My father is also not willing to forgive anyone who has hurt him. He thrives on anger and hate. It saddens me that his last years are so rooted in unhappiness and negativity. I don't know how to create lasting, loving memories — for both Dad and me. Any suggestions would be appreciated.
— OUT OF IDEAS IN NEW ORLEANS
DEAR OUT OF IDEAS: Your impulse is noble, and I respect you for it. But your father didn't suddenly become the way he is. What you have described are the patterns of a lifetime.
You might have better luck if you limit your time with him, and when you visit and he goes off on a tangent, smile and say, "Dad, we get to spend so little time together — let's talk about happy things." If that doesn't improve this situation, you might be able to retrain him by saying, "Dad, if you're going to go on like this, then I can't stay."
But please accept the fact that you are not going to change your father. Change has to come from within.
DEAR ABBY: My wife has recently become bulimic, and it is having an impact on our family. I have looked into treatment centers where patients can go for two to six weeks and receive constant care and help, but they are very expensive. Where can someone go to get help that does not cost an arm and a leg?
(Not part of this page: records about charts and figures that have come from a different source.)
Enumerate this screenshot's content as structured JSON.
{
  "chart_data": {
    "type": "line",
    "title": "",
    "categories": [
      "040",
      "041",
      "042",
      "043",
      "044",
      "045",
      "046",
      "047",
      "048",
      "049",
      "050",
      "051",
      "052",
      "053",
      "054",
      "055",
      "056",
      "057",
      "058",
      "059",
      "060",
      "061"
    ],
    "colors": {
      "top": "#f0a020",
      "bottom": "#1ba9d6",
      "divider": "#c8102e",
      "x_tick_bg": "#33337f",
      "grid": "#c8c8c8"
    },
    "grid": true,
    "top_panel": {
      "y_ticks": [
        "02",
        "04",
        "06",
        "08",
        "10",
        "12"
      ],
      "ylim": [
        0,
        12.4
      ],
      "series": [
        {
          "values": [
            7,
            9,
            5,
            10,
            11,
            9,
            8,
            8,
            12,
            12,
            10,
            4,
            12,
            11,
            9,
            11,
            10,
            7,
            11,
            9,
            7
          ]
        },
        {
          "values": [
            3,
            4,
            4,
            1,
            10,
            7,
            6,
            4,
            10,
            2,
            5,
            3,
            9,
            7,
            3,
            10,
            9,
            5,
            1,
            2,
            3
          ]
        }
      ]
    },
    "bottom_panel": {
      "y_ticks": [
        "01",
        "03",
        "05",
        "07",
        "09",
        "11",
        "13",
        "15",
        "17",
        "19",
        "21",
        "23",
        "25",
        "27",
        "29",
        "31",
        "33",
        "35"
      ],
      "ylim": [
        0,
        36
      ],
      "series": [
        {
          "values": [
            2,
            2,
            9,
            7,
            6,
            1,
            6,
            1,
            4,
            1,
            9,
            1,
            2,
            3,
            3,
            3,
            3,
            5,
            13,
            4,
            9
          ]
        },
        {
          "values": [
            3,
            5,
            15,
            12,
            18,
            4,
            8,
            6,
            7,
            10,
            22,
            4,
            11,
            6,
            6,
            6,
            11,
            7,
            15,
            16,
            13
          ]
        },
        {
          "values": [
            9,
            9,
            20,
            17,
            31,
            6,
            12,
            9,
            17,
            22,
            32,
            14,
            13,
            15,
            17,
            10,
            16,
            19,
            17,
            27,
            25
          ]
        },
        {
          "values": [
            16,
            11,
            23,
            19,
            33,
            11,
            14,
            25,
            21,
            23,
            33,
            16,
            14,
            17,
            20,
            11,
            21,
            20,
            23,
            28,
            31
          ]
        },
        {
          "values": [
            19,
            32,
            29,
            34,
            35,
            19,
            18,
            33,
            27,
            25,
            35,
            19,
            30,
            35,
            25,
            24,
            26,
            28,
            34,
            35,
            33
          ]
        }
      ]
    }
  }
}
— NEEDS HELP FAST IN CALIFORNIA
DEAR NEEDS HELP FAST: The first thing you must do is see that your wife is examined by her medical doctor to determine whether the bulimia has harmed her body. Then she needs to be evaluated by someone who treats bulimia to find out how serious her problem is. Inpatient treatment is expensive, but your wife's condition may not be so serious that it is warranted.
A daytime program in which she could return home at night might work for her, and it is less expensive. Another possibility would be ongoing therapy once or twice a week, which is even less costly. Some programs charge on a sliding scale.
Public agencies such as the Department of Social Services or Mental Health Services may have therapists who are qualified to treat bulimia at reduced rates. Or depending upon your family's financial situation, she might qualify for treatment under Medicaid.
An organization that may be able to guide you is the National Association of Anorexia Nervosa and Associated Disorders Inc. (ANAD). While ANAD does not offer treatment, it does provide information about self-help groups, therapy and referrals to professionals. For more information, visit its Web site at www.anad.org or call (847) 831-3438.
DEAR ABBY: I am a budding photographer and have recently framed and hung a montage of some scenic photos I took on my bathroom wall. The problem is, my husband says that photographs do not belong in the bathroom. What do you think?
— DEFLATED EGO
DEAR DEFLATED: Actually, your husband may have a point. The steam and dampness could damage your prints. So ask him where he thinks a more appropriate place to display them might be, and see if anything "clicks" so you can reach a compromise.